長文のブログを書く奴は性格が悪いというデータがあるそうでw褒めて頂いて嬉しい限りですw

さて、「不適合」での再製作というものは、何十年も前から歯科技工士を苦しめている問題です。

昨今の理解あるドクターは、現在の材料の理工学的な特性や精度を分かって下さるので、普通に作ればそれほど酷い適合の補綴物など出来ようが無いとご理解頂けます。
まして、CAD/CAMで口腔内スキャンで、となったら「不適合」の場合、どこにその原因を求めるか非常に興味がありますね。

その時になっても歯科技工士に「おたく悪い・うち悪く無い」と言い出すドクターもいそうで怖いです。

そもそも、適合上の「入る」「入らない」の論議はレベルが低いです。
いや、良い適合を作る事は容易いと言っているのでは無いですよ。
様々な事に目配せをして正確にきちんと製作したものは、模型上にしっかりフィットして収まるという事です。

この「模型上に」という所が曲者です。
歯科技工士が適合を確認する最終手段は「模型」です。これ以外にありませんね。
ですから、しっかりと模型を製作して、その模型に合わせて製作する事が正しい事となります。

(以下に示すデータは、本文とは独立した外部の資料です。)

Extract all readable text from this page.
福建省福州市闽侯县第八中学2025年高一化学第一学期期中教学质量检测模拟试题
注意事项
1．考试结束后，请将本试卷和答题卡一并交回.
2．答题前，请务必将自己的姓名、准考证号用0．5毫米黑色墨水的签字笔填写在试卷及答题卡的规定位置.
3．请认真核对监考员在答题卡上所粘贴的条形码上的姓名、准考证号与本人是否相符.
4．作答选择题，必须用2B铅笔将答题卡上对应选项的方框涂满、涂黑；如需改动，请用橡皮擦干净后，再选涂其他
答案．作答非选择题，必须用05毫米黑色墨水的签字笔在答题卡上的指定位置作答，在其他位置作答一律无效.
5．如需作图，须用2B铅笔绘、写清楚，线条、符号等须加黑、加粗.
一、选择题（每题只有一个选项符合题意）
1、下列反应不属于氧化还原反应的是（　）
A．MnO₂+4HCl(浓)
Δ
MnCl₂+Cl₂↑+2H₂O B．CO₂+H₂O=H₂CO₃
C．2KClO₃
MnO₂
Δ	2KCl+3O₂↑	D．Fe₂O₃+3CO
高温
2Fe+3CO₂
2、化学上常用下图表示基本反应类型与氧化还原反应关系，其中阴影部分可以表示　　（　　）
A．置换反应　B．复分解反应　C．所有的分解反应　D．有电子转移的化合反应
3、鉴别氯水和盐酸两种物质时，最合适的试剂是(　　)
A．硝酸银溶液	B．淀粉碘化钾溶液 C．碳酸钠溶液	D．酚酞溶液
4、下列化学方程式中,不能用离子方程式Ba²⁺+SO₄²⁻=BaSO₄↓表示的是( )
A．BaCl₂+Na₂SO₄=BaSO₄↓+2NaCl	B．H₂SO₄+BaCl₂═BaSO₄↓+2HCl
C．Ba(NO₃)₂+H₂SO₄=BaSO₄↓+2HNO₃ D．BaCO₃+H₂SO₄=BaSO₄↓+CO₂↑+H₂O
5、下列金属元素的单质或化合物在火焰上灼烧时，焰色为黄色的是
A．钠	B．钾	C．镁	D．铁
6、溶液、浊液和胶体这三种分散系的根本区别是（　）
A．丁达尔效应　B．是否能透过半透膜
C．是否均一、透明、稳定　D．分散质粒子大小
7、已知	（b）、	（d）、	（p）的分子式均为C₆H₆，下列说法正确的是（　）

稀に、模型上で精密に適合している補綴物が口腔内にまったく入らないという事態が起きます。

この原因はなんでしょうか?

・ 印象に起因する
・ 石膏に起因する
・ 模型製作に起因する
といった感じでしょうか?

印象が難しい作業であることは充分理解しています。
きたない印象は論外ですが、どれだけ綺麗に採れていても、マージンがはっきりと出ていても、全体に変形している事はあります。
この時見た目では分かりませんから,そのまま製作→不適合となりますね。

特に大きな症例などは、印象の変形に石膏の膨張、模型製作における変形も加わり模型上にどれだけフィットしていても口腔内では位置関係が合わないという事が多い訳です。
それだけ不完全な材料を使いながら、なんとか精度を上げようと皆努力するのです。

そのために、幾つかのピースに分けて、口腔内でパターンレジン等で連結後、取り込み印象して頂く事がある訳ですね。

しかし、こういった作業は手間もかかりますので、面倒と思われたり、その作業自体を知らなかったりして、やって頂けない事もあります。

「一発完成」と書かれている指示書もこういったリスクを背負う事を理解出来ていないためだと思いますが、そのリスクは、患者さんの再来院の手間・治療時間の増加、歯科医師の治療時間の増加もあります。
しかし全て作り直しをする歯科技工士の手間が一番負担が重いと感じますし、費やす時間も膨大です。

そういった作業や材料の問題点も、歯科医師と歯科技工士間で随分共有出来る様になったと思います。昔と比べれば。

しかし、もう少し根源的な解決策と意思や情報の共有、そしてそれにまつわるお金の問題をはっきりとさせて行かないと、「入る・入らない」の問題は無くなりそうにありません。
そんな事の積み重なりで、イヤになって辞めて行く歯科技工士の方もいらっしゃるのでねぇ。